Solved: Re: Tricky things when parsing Data from XML

ciphercong · Posted 09-17-2018 04:47 PM

Hi all,

I constructed a .map file to pull data from XML file, but I found it is impossible for me to include content in embedded tags. (i.e. if I have something like <P>(b) <E T="03">Purpose</E> Test test</P> , I can only get ''Test test'', the italicized 'Purpose' would not be included.

this is the .Map file I created (partial), I am able to pull the italicized words (content in tag <E></E>) in a separate column but that is not what I need. I need everything within a <P></P> be pulled together and in order. Would that be possible ?

<TABLE name = "Section1">
<TABLE-PATH syntax="XPATH"> /CFRDOC/TITLE/CHAPTER/PART/SECTION/P </TABLE-PATH>

<COLUMN name="SECTNO" retain = "YES">
<PATH> /CFRDOC/TITLE/CHAPTER/PART/SECTION/SECTNO </PATH>
<TYPE> character </TYPE>
<DATATYPE> string </DATATYPE>
<LENGTH> 1000 </LENGTH>
</COLUMN>

<COLUMN name="SUBJECT" retain = "YES">
<PATH> /CFRDOC/TITLE/CHAPTER/PART/SECTION/SUBJECT </PATH>
<TYPE> character </TYPE>
<DATATYPE> string </DATATYPE>
<LENGTH> 1000 </LENGTH>
</COLUMN>

<COLUMN name="Topic">
<PATH> /CFRDOC/TITLE/CHAPTER/PART/SECTION/P/E </PATH>
<TYPE> character </TYPE>
<DATATYPE> string </DATATYPE>
<LENGTH> 1000 </LENGTH>
</COLUMN>

<COLUMN name="Clause">
<PATH> /CFRDOC/TITLE/CHAPTER/PART/SECTION/P </PATH>
<TYPE> character </TYPE>
<DATATYPE> string </DATATYPE>
<LENGTH> 5000 </LENGTH>
</COLUMN>

</TABLE>

Following is the sample XML, I have also attached the sample XML if anyone is interested in writing a .map file to pull data..

Please please share your insight and I am really appreciate your help on this.

<?xml version="1.0" encoding="UTF-8"?>
<CFRDOC xmlns:xsi="http://www.w3.org/2001/XMLSchema-instance" xsi:noNamespaceSchemaLocation="CFRMergedXML.xsd">
<AMDDATE>Jan. 1, 2018</AMDDATE>
<TITLE>
<CHAPTER>
<PART>
<SECTION>
<SECTNO>§ 1.1</SECTNO>
<SUBJECT>Authority, purpose, scope, and reservation of authority.</SUBJECT>
<P>(a) <E T="03">Authority.</E> This part is issued pursuant to 12 U.S.C. 1 <E T="03">et seq.,</E> 12 U.S.C. 24 (Seventh), and 12 U.S.C. 93a.</P>
<P>(b) <E T="03">Purpose</E> This part prescribes standards under which national banks may purchase, sell, deal in, underwrite, and hold securities, consistent with the authority contained in 12 U.S.C. 24 (Seventh) and safe and sound banking practices.</P>
<P>(c) <E T="03">Scope.</E> The standards set forth in this part apply to national banks and Federal branches of foreign banks.Further, pursuant to 12 U.S.C. 335, State banks that are members of the Federal Reserve System are subject to the same limitations and conditions that apply to national banks in connection with purchasing, selling, dealing in, and underwriting securities and stock.
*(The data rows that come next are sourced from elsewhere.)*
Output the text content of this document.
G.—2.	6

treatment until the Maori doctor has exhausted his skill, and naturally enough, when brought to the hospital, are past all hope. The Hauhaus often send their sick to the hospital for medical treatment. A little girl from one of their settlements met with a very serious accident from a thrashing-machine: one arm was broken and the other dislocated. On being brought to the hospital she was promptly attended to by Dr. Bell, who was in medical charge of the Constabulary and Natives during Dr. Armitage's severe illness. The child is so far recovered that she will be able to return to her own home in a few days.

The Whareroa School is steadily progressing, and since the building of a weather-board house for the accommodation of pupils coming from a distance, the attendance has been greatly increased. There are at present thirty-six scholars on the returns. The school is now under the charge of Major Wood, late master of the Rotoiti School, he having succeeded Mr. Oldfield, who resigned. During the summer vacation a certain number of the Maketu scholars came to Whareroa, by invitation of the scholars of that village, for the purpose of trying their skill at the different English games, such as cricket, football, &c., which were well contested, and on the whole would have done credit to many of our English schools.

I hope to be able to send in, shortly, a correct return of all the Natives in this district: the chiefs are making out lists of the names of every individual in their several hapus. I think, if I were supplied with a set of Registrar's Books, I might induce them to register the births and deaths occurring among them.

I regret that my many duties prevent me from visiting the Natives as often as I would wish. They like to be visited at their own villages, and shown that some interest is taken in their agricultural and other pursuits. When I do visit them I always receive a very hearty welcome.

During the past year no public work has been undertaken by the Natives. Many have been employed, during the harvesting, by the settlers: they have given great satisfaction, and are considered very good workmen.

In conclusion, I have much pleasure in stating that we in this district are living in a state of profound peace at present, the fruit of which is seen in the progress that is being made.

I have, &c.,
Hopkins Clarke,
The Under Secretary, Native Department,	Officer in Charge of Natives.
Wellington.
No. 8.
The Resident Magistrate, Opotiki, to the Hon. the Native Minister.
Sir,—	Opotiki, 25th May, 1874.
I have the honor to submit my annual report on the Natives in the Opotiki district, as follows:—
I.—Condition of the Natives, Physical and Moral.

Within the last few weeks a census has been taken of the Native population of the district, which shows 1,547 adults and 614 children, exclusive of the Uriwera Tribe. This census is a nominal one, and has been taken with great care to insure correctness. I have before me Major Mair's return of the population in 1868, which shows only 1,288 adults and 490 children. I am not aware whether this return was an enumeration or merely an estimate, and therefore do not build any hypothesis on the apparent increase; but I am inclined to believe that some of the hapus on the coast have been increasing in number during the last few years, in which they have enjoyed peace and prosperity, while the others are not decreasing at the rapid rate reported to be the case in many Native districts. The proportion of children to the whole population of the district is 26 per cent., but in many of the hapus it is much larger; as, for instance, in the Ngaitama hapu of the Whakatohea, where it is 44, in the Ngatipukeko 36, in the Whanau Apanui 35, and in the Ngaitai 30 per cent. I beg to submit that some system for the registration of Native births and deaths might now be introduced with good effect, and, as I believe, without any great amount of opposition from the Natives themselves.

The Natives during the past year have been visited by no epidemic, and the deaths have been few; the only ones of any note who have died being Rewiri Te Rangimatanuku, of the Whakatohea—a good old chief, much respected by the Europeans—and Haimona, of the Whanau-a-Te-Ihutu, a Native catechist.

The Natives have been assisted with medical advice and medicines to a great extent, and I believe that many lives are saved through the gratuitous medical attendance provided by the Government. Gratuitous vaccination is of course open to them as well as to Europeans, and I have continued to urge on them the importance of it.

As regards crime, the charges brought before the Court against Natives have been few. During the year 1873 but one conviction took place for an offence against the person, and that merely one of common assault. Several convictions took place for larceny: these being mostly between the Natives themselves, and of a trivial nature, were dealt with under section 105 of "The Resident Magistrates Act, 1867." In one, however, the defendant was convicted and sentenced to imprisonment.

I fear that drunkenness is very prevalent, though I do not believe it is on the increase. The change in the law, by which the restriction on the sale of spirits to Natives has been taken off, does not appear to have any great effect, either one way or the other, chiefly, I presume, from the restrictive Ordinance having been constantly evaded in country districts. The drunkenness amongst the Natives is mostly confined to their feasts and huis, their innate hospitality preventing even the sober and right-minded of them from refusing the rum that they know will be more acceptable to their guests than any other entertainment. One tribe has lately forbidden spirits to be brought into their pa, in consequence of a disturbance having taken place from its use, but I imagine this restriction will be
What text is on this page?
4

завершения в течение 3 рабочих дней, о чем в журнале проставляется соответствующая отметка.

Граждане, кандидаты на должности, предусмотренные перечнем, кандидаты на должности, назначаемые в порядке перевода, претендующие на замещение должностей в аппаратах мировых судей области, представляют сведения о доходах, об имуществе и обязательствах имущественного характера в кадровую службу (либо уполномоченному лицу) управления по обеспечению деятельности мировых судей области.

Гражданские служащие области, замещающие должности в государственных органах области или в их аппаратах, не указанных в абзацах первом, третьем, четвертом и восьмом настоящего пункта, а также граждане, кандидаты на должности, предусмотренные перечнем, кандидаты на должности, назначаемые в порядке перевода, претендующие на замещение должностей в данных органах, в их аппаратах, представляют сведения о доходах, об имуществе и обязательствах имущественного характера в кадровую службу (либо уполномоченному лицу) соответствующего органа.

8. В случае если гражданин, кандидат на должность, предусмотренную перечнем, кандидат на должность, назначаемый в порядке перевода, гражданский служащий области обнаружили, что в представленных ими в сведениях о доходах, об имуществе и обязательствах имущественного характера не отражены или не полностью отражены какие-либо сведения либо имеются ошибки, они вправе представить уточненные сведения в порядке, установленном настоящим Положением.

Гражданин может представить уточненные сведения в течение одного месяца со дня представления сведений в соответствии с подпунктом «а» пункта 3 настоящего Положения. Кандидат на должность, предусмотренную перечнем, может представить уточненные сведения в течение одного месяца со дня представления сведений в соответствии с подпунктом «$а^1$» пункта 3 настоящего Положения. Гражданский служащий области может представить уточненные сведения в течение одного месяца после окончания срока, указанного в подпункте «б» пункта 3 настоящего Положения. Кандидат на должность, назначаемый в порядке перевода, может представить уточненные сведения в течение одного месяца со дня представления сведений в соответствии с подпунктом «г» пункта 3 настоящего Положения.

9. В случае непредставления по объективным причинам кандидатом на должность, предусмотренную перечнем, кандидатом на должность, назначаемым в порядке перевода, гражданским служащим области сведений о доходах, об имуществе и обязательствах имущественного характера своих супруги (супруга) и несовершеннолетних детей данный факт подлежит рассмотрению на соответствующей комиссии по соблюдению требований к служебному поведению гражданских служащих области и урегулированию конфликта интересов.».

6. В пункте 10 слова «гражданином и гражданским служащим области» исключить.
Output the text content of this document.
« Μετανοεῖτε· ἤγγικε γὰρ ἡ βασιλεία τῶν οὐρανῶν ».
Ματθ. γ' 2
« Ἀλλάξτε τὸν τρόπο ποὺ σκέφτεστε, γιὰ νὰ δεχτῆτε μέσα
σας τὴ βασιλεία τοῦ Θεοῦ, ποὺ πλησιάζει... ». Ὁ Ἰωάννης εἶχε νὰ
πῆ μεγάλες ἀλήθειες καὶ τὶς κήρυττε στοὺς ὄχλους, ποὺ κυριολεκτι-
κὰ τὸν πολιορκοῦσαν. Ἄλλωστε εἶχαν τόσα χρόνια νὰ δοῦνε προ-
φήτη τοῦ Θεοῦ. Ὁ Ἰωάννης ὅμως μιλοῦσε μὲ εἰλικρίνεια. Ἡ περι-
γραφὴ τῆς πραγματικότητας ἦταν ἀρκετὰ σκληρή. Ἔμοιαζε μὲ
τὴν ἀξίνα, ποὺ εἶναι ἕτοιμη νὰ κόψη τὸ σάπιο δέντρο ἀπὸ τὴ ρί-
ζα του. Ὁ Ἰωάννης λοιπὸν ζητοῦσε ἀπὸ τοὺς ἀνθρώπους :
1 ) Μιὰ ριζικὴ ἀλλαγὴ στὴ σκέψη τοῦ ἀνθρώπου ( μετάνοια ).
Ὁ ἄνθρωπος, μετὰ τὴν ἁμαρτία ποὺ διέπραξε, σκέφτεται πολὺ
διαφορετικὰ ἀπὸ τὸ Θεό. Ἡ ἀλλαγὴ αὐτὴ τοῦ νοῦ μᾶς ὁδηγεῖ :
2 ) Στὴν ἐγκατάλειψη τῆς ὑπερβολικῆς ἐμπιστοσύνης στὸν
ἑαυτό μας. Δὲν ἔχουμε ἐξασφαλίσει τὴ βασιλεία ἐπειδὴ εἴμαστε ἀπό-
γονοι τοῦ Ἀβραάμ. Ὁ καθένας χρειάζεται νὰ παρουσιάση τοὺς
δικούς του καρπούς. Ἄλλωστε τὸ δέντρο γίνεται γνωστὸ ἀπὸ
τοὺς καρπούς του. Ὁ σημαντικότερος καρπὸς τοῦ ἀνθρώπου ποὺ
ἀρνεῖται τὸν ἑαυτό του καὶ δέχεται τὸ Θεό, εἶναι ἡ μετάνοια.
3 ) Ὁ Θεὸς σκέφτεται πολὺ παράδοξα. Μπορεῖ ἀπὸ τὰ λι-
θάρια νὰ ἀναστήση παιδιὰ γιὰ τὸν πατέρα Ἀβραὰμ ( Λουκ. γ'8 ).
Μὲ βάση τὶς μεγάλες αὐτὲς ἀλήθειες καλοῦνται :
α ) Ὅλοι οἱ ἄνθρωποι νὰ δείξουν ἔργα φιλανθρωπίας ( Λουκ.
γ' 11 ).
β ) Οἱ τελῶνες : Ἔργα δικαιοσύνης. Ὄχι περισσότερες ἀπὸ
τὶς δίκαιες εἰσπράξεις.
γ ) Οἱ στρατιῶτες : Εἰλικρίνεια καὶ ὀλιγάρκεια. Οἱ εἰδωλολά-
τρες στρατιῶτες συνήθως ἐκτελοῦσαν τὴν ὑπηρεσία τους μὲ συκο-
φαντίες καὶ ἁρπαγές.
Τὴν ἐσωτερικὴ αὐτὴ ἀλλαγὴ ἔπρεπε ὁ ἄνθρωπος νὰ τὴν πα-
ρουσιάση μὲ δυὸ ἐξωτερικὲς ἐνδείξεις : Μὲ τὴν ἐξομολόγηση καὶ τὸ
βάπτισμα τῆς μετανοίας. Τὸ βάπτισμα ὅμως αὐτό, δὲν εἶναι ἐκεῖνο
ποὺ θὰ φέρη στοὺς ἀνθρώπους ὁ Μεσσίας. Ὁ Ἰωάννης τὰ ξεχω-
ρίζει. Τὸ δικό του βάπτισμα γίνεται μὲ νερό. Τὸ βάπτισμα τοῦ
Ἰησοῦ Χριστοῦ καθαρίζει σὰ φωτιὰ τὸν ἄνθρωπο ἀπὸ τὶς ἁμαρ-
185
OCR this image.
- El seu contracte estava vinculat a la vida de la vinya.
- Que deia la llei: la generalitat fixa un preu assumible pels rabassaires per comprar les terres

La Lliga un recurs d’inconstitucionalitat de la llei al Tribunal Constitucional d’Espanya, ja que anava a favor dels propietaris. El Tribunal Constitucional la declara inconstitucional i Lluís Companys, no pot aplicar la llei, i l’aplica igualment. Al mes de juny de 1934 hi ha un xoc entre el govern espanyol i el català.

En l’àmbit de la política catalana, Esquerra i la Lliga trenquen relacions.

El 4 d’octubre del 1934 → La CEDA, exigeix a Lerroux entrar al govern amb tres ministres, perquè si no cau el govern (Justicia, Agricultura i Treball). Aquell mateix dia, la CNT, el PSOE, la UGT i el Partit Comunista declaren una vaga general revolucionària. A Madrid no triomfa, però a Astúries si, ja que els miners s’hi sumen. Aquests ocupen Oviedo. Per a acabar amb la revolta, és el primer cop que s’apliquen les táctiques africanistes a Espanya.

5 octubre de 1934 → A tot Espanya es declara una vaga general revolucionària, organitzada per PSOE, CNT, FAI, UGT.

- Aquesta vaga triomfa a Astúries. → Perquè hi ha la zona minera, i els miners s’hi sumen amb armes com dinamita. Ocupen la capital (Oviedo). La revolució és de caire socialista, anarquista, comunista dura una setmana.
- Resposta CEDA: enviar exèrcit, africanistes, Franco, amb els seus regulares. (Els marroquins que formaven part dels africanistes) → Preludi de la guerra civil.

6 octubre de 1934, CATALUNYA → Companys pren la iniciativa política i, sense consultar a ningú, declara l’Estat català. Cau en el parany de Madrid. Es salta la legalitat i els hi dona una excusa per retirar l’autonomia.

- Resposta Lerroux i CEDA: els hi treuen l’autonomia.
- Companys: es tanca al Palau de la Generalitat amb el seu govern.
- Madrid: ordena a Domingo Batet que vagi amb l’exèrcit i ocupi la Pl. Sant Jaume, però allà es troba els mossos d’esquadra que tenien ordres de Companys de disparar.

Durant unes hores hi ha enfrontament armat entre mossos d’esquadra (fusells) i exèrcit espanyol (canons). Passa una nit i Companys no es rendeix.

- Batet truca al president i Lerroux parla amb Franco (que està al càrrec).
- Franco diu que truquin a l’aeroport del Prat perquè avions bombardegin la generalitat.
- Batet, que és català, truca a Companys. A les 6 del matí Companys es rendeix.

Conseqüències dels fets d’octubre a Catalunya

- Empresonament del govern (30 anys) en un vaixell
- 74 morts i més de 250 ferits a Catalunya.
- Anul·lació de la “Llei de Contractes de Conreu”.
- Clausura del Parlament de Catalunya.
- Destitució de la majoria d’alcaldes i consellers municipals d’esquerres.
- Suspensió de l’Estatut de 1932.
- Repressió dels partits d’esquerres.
In addition to activities authorized under this part, foreign branches of national banks are authorized to conduct international activities and invest in securities pursuant to 12 CFR part 211.</P>
<P>(d) <E T="03">Reservation of authority.</E> The OCC may determine, on a case-by-case basis, that a national bank may acquire an investment security other than an investment security of a type set forth in this part, provided the OCC determines that the bank's investment is consistent with 12 U.S.C. section 24 (Seventh) and with safe and sound banking practices. The OCC will consider all relevant factors, including the risk characteristics of the particular investment in comparison with the risk characteristics of investments that the OCC has previously authorized, and the bank's ability effectively to manage such risks. The OCC may impose limits or conditions in connection with approval of an investment security under this subsection. Investment securities that the OCC determines are permissible in accordance with this paragraph constitute eligible investments for purposes of 12 U.S.C. 24.</P>
<CITA>[61 FR 63982, Dec. 2, 1996, as amended at 73 FR 22235, Apr. 24, 2008]</CITA>
</SECTION>
</PART>
</CHAPTER>
</TITLE>
</CFRDOC>

ChrisNZ · Posted 09-19-2018 06:27 PM

Since you have Notepad++, you can see that the EOL markers are LF, which is the Unix marker.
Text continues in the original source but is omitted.